Now it’s done, it does feel like a load has been lifted. If I visit or log in out of habit, that urge to scroll and consume is gone, because there’s nothing new to see. Nor is there anything to react to. I had 1700-odd followers before I quit, most of whom I think were actual real human people (and wondering if the people who are interested in you are real or not is one of those unique things about living in the future that I feel like we’ve gotten used to absurdly fast) and I don’t feel anything like the urge to perform to them that I used to. That’s what it was, if I’m honest about it; wanting to signal some virtues, to have the people I like like me back and to have them see me take on the ones I don’t like.

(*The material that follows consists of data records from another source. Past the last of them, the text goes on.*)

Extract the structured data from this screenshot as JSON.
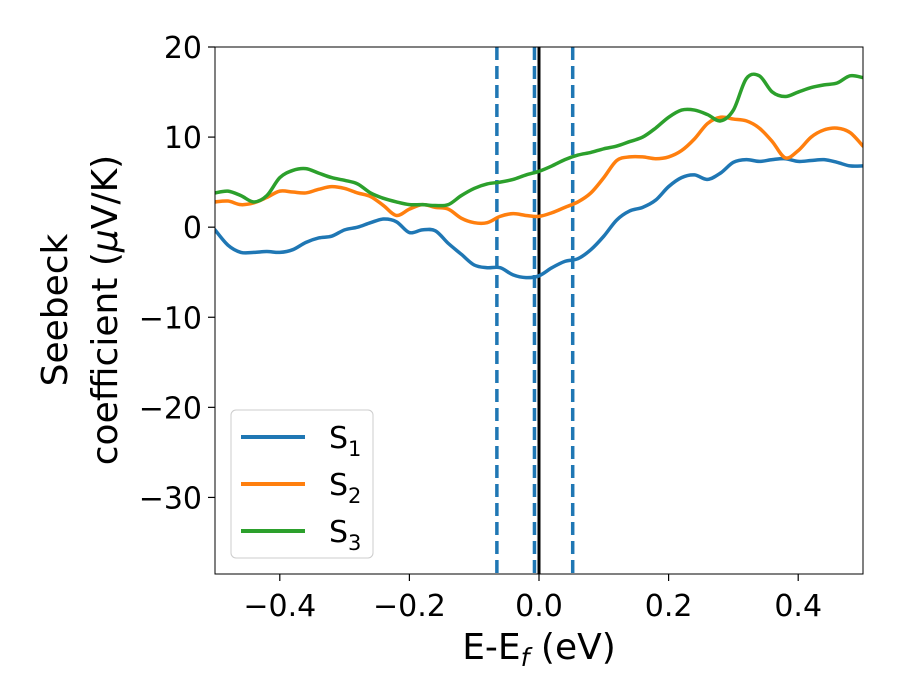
{
  "chart_data": {
    "type": "line",
    "xlabel": {
      "text": "E-E",
      "sub": "f",
      "suffix": " (eV)"
    },
    "ylabel": {
      "line1": "Seebeck",
      "line2_prefix": "coefficient  (",
      "mu": "μ",
      "line2_suffix": "V/K)"
    },
    "xlim": [
      -0.5,
      0.5
    ],
    "ylim": [
      -38.5,
      20
    ],
    "xticks": [
      {
        "value": -0.4,
        "label": "−0.4"
      },
      {
        "value": -0.2,
        "label": "−0.2"
      },
      {
        "value": 0.0,
        "label": "0.0"
      },
      {
        "value": 0.2,
        "label": "0.2"
      },
      {
        "value": 0.4,
        "label": "0.4"
      }
    ],
    "yticks": [
      {
        "value": 20,
        "label": "20"
      },
      {
        "value": 10,
        "label": "10"
      },
      {
        "value": 0,
        "label": "0"
      },
      {
        "value": -10,
        "label": "−10"
      },
      {
        "value": -20,
        "label": "−20"
      },
      {
        "value": -30,
        "label": "−30"
      }
    ],
    "grid": false,
    "legend": "lower-left",
    "vlines": [
      {
        "x": 0.0,
        "style": "solid",
        "color": "#000000"
      },
      {
        "x": -0.065,
        "style": "dashed",
        "color": "#1f77b4"
      },
      {
        "x": -0.007,
        "style": "dashed",
        "color": "#1f77b4"
      },
      {
        "x": 0.052,
        "style": "dashed",
        "color": "#1f77b4"
      }
    ],
    "series": [
      {
        "name": "S",
        "sub": "1",
        "color": "#1f77b4",
        "x": [
          -0.5,
          -0.48,
          -0.46,
          -0.44,
          -0.42,
          -0.4,
          -0.38,
          -0.36,
          -0.34,
          -0.32,
          -0.3,
          -0.28,
          -0.26,
          -0.24,
          -0.22,
          -0.2,
          -0.18,
          -0.16,
          -0.14,
          -0.12,
          -0.1,
          -0.08,
          -0.06,
          -0.04,
          -0.02,
          0.0,
          0.02,
          0.04,
          0.06,
          0.08,
          0.1,
          0.12,
          0.14,
          0.16,
          0.18,
          0.2,
          0.22,
          0.24,
          0.26,
          0.28,
          0.3,
          0.32,
          0.34,
          0.36,
          0.38,
          0.4,
          0.42,
          0.44,
          0.46,
          0.48,
          0.5
        ],
        "y": [
          -0.3,
          -2.0,
          -2.8,
          -2.8,
          -2.7,
          -2.8,
          -2.5,
          -1.7,
          -1.2,
          -1.0,
          -0.3,
          0.0,
          0.5,
          0.9,
          0.6,
          -0.6,
          -0.3,
          -0.4,
          -1.8,
          -3.0,
          -4.2,
          -4.5,
          -4.5,
          -5.3,
          -5.6,
          -5.4,
          -4.5,
          -3.8,
          -3.5,
          -2.5,
          -1.0,
          0.8,
          1.8,
          2.2,
          3.0,
          4.5,
          5.5,
          5.8,
          5.3,
          6.0,
          7.2,
          7.5,
          7.3,
          7.5,
          7.6,
          7.3,
          7.4,
          7.5,
          7.2,
          6.8,
          6.8
        ]
      },
      {
        "name": "S",
        "sub": "2",
        "color": "#ff7f0e",
        "x": [
          -0.5,
          -0.48,
          -0.46,
          -0.44,
          -0.42,
          -0.4,
          -0.38,
          -0.36,
          -0.34,
          -0.32,
          -0.3,
          -0.28,
          -0.26,
          -0.24,
          -0.22,
          -0.2,
          -0.18,
          -0.16,
          -0.14,
          -0.12,
          -0.1,
          -0.08,
          -0.06,
          -0.04,
          -0.02,
          0.0,
          0.02,
          0.04,
          0.06,
          0.08,
          0.1,
          0.12,
          0.14,
          0.16,
          0.18,
          0.2,
          0.22,
          0.24,
          0.26,
          0.28,
          0.3,
          0.32,
          0.34,
          0.36,
          0.38,
          0.4,
          0.42,
          0.44,
          0.46,
          0.48,
          0.5
        ],
        "y": [
          2.8,
          2.9,
          2.5,
          2.7,
          3.3,
          4.0,
          3.9,
          3.8,
          4.2,
          4.5,
          4.3,
          3.8,
          3.4,
          2.4,
          1.3,
          2.0,
          2.5,
          2.2,
          2.0,
          1.0,
          0.5,
          0.5,
          1.2,
          1.5,
          1.3,
          1.2,
          1.6,
          2.2,
          2.8,
          3.8,
          5.5,
          7.4,
          7.8,
          7.8,
          7.6,
          7.8,
          8.5,
          9.8,
          11.5,
          12.2,
          12.0,
          11.8,
          11.0,
          9.5,
          7.7,
          8.5,
          10.0,
          10.8,
          11.0,
          10.5,
          9.0
        ]
      },
      {
        "name": "S",
        "sub": "3",
        "color": "#2ca02c",
        "x": [
          -0.5,
          -0.48,
          -0.46,
          -0.44,
          -0.42,
          -0.4,
          -0.38,
          -0.36,
          -0.34,
          -0.32,
          -0.3,
          -0.28,
          -0.26,
          -0.24,
          -0.22,
          -0.2,
          -0.18,
          -0.16,
          -0.14,
          -0.12,
          -0.1,
          -0.08,
          -0.06,
          -0.04,
          -0.02,
          0.0,
          0.02,
          0.04,
          0.06,
          0.08,
          0.1,
          0.12,
          0.14,
          0.16,
          0.18,
          0.2,
          0.22,
          0.24,
          0.26,
          0.28,
          0.3,
          0.32,
          0.34,
          0.36,
          0.38,
          0.4,
          0.42,
          0.44,
          0.46,
          0.48,
          0.5
        ],
        "y": [
          3.8,
          4.0,
          3.5,
          2.8,
          3.5,
          5.5,
          6.3,
          6.5,
          6.0,
          5.5,
          5.2,
          4.8,
          3.8,
          3.2,
          2.8,
          2.5,
          2.5,
          2.4,
          2.5,
          3.5,
          4.3,
          4.8,
          5.0,
          5.3,
          5.8,
          6.2,
          6.8,
          7.5,
          8.0,
          8.3,
          8.7,
          9.0,
          9.5,
          10.0,
          11.0,
          12.2,
          13.0,
          13.0,
          12.5,
          11.8,
          13.0,
          16.5,
          16.8,
          15.0,
          14.5,
          15.0,
          15.5,
          15.8,
          16.0,
          16.8,
          16.6
        ]
      }
    ]
  }
}
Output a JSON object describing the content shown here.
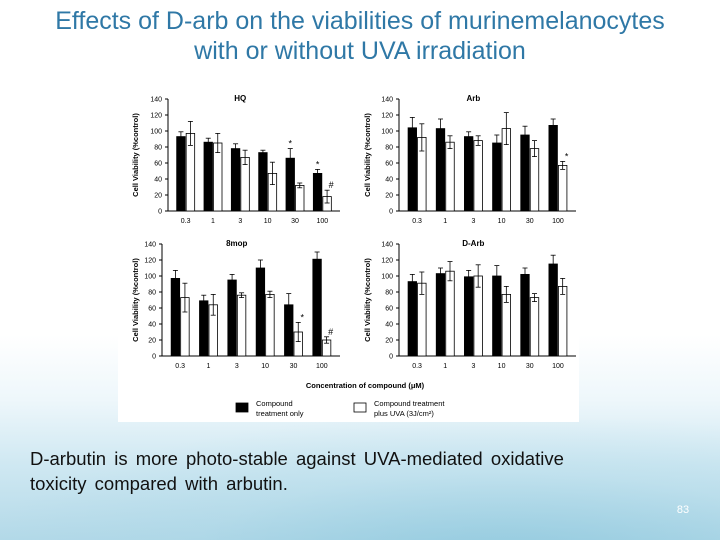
{
  "slide": {
    "title_line1": "Effects of D-arb on the viabilities of murinemelanocytes",
    "title_line2": "with or without UVA irradiation",
    "caption_line1": "D-arbutin is more photo-stable against UVA-mediated oxidative",
    "caption_line2": "toxicity compared with arbutin.",
    "page_number": "83"
  },
  "figure": {
    "x_axis_label": "Concentration of compound (μM)",
    "legend": [
      {
        "label_line1": "Compound",
        "label_line2": "treatment only",
        "fill": "#000000"
      },
      {
        "label_line1": "Compound treatment",
        "label_line2": "plus UVA (3J/cm²)",
        "fill": "#ffffff"
      }
    ],
    "colors": {
      "compound_only": "#000000",
      "plus_uva": "#ffffff",
      "title": "#2f78a6"
    }
  },
  "chart_data": [
    {
      "type": "bar",
      "title": "HQ",
      "ylabel": "Cell Viability (%control)",
      "ylim": [
        0,
        140
      ],
      "yticks": [
        0,
        20,
        40,
        60,
        80,
        100,
        120,
        140
      ],
      "categories": [
        "0.3",
        "1",
        "3",
        "10",
        "30",
        "100"
      ],
      "series": [
        {
          "name": "Compound treatment only",
          "values": [
            93,
            86,
            78,
            73,
            66,
            47
          ],
          "errors": [
            6,
            5,
            6,
            3,
            12,
            5
          ]
        },
        {
          "name": "Compound treatment plus UVA (3J/cm²)",
          "values": [
            97,
            85,
            67,
            47,
            32,
            18
          ],
          "errors": [
            15,
            12,
            9,
            14,
            3,
            8
          ]
        }
      ],
      "annotations": [
        {
          "category": "30",
          "series": 0,
          "text": "*"
        },
        {
          "category": "100",
          "series": 0,
          "text": "*"
        },
        {
          "category": "100",
          "series": 1,
          "text": "#"
        }
      ]
    },
    {
      "type": "bar",
      "title": "Arb",
      "ylabel": "Cell Viability (%control)",
      "ylim": [
        0,
        140
      ],
      "yticks": [
        0,
        20,
        40,
        60,
        80,
        100,
        120,
        140
      ],
      "categories": [
        "0.3",
        "1",
        "3",
        "10",
        "30",
        "100"
      ],
      "series": [
        {
          "name": "Compound treatment only",
          "values": [
            104,
            103,
            93,
            85,
            95,
            107
          ],
          "errors": [
            13,
            12,
            6,
            10,
            11,
            8
          ]
        },
        {
          "name": "Compound treatment plus UVA (3J/cm²)",
          "values": [
            92,
            86,
            88,
            103,
            78,
            57
          ],
          "errors": [
            17,
            8,
            6,
            20,
            10,
            5
          ]
        }
      ],
      "annotations": [
        {
          "category": "100",
          "series": 1,
          "text": "*"
        }
      ]
    },
    {
      "type": "bar",
      "title": "8mop",
      "ylabel": "Cell Viability (%control)",
      "ylim": [
        0,
        140
      ],
      "yticks": [
        0,
        20,
        40,
        60,
        80,
        100,
        120,
        140
      ],
      "categories": [
        "0.3",
        "1",
        "3",
        "10",
        "30",
        "100"
      ],
      "series": [
        {
          "name": "Compound treatment only",
          "values": [
            97,
            69,
            95,
            110,
            64,
            121
          ],
          "errors": [
            10,
            7,
            7,
            10,
            14,
            9
          ]
        },
        {
          "name": "Compound treatment plus UVA (3J/cm²)",
          "values": [
            73,
            64,
            76,
            77,
            30,
            20
          ],
          "errors": [
            18,
            13,
            3,
            4,
            12,
            4
          ]
        }
      ],
      "annotations": [
        {
          "category": "30",
          "series": 1,
          "text": "*"
        },
        {
          "category": "100",
          "series": 1,
          "text": "#"
        }
      ]
    },
    {
      "type": "bar",
      "title": "D-Arb",
      "ylabel": "Cell Viability (%control)",
      "ylim": [
        0,
        140
      ],
      "yticks": [
        0,
        20,
        40,
        60,
        80,
        100,
        120,
        140
      ],
      "categories": [
        "0.3",
        "1",
        "3",
        "10",
        "30",
        "100"
      ],
      "series": [
        {
          "name": "Compound treatment only",
          "values": [
            93,
            103,
            99,
            100,
            102,
            115
          ],
          "errors": [
            9,
            7,
            8,
            13,
            8,
            11
          ]
        },
        {
          "name": "Compound treatment plus UVA (3J/cm²)",
          "values": [
            91,
            106,
            100,
            77,
            73,
            87
          ],
          "errors": [
            14,
            12,
            14,
            10,
            5,
            10
          ]
        }
      ],
      "annotations": []
    }
  ]
}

A sad digital knight-errant on a hopelessly banal crusade, tilting at every windmill in sight, hoping for applause from an invisible crowd.

I’m not quitting, though. I’m selfish; I want what’s good about Twitter (and Facebook, and all the others) without offering my brainspace up to the bad. I’m going to keep making stuff and putting it out there, but hopefully with a new emphasis on creating instead of consuming. The new rule is I’ll only be on there when I’m looking for or asking something specific, or when I’ve got something new to show. And if anyone wants to talk – actually talk, not just dumbly react to the latest whatever, or shout at each other across across the void – feel free to @ me.